Preparation of high-capacity macroporous adsorbent using lignite-derived humic acid and its multifunctional binding chemistry for heavy metals in wastewater

Lignite , a low-quality fossil fuel with high moisture and ash content, leads to considerable carbon emissions during electricity generation. Such carbon emissions routinely result in smog. Humic acids (HAs) derived from lignite as by-products can be used to prepare sulphonated HA resin (SHAR) to adsorb heavy metals from wastewater. SHAR exhibits an excellent adsorption capacity because of its high ligand density and abundant macroporous structure.

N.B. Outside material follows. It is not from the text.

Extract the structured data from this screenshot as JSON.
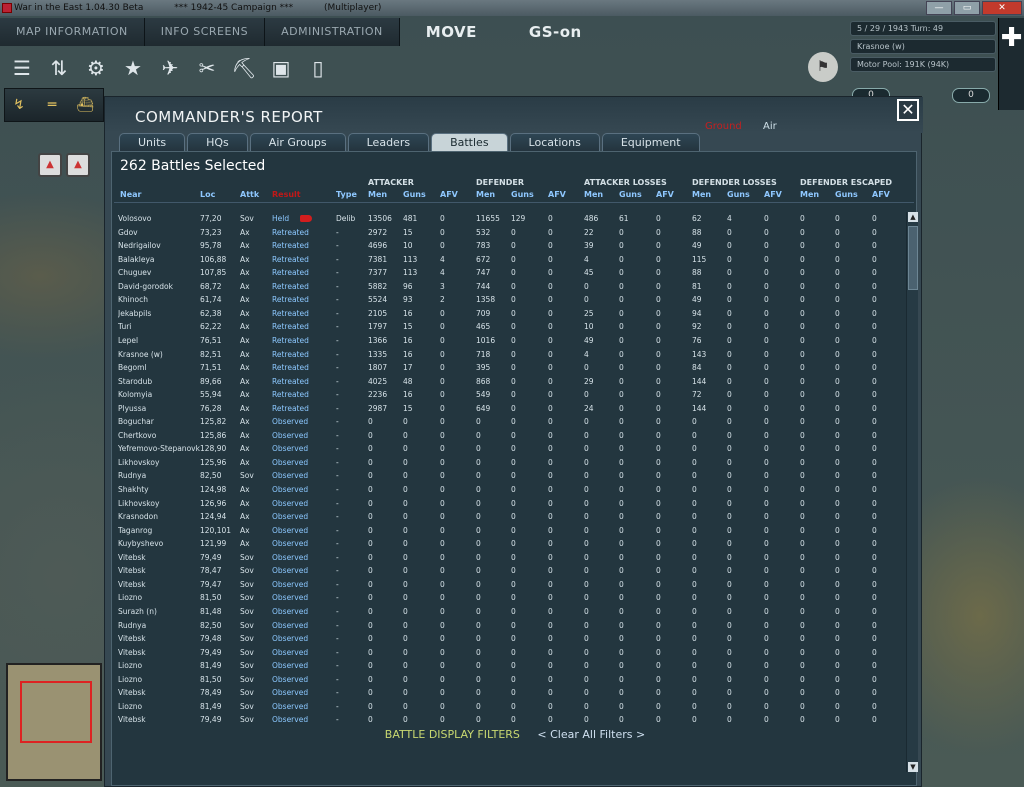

The adsorption capacities of SHAR for Pb 2+ , Cd 2+ , and Cu 2+ can reach 621, 366, and 141 mg/g, respectively, which are considerably higher than those of many reported adsorbents. Multifunctional binding chemistry of SHAR for heavy metals in water was comprehensively investigated. Ion exchange, complexation, adsorption precipitation, and π-electrons interaction between SHAR and heavy metals were experimentally confirmed. In the solution with multiple metal ions (Cu 2+ , Pb 2+ , and Cd 2+ ), synergistic or competitive adsorption among these heavy metal ions on SHAR was controlled using solution pH. The adsorption selectivity of SHAR to lead was proved by real wastewater , and the highly efficient adsorption was associated with S- and O-containing multi-dentate ligands structure. In this study, a green utilisation of lignite and a promising candidate for the purification of heavy metal polluted water were proposed.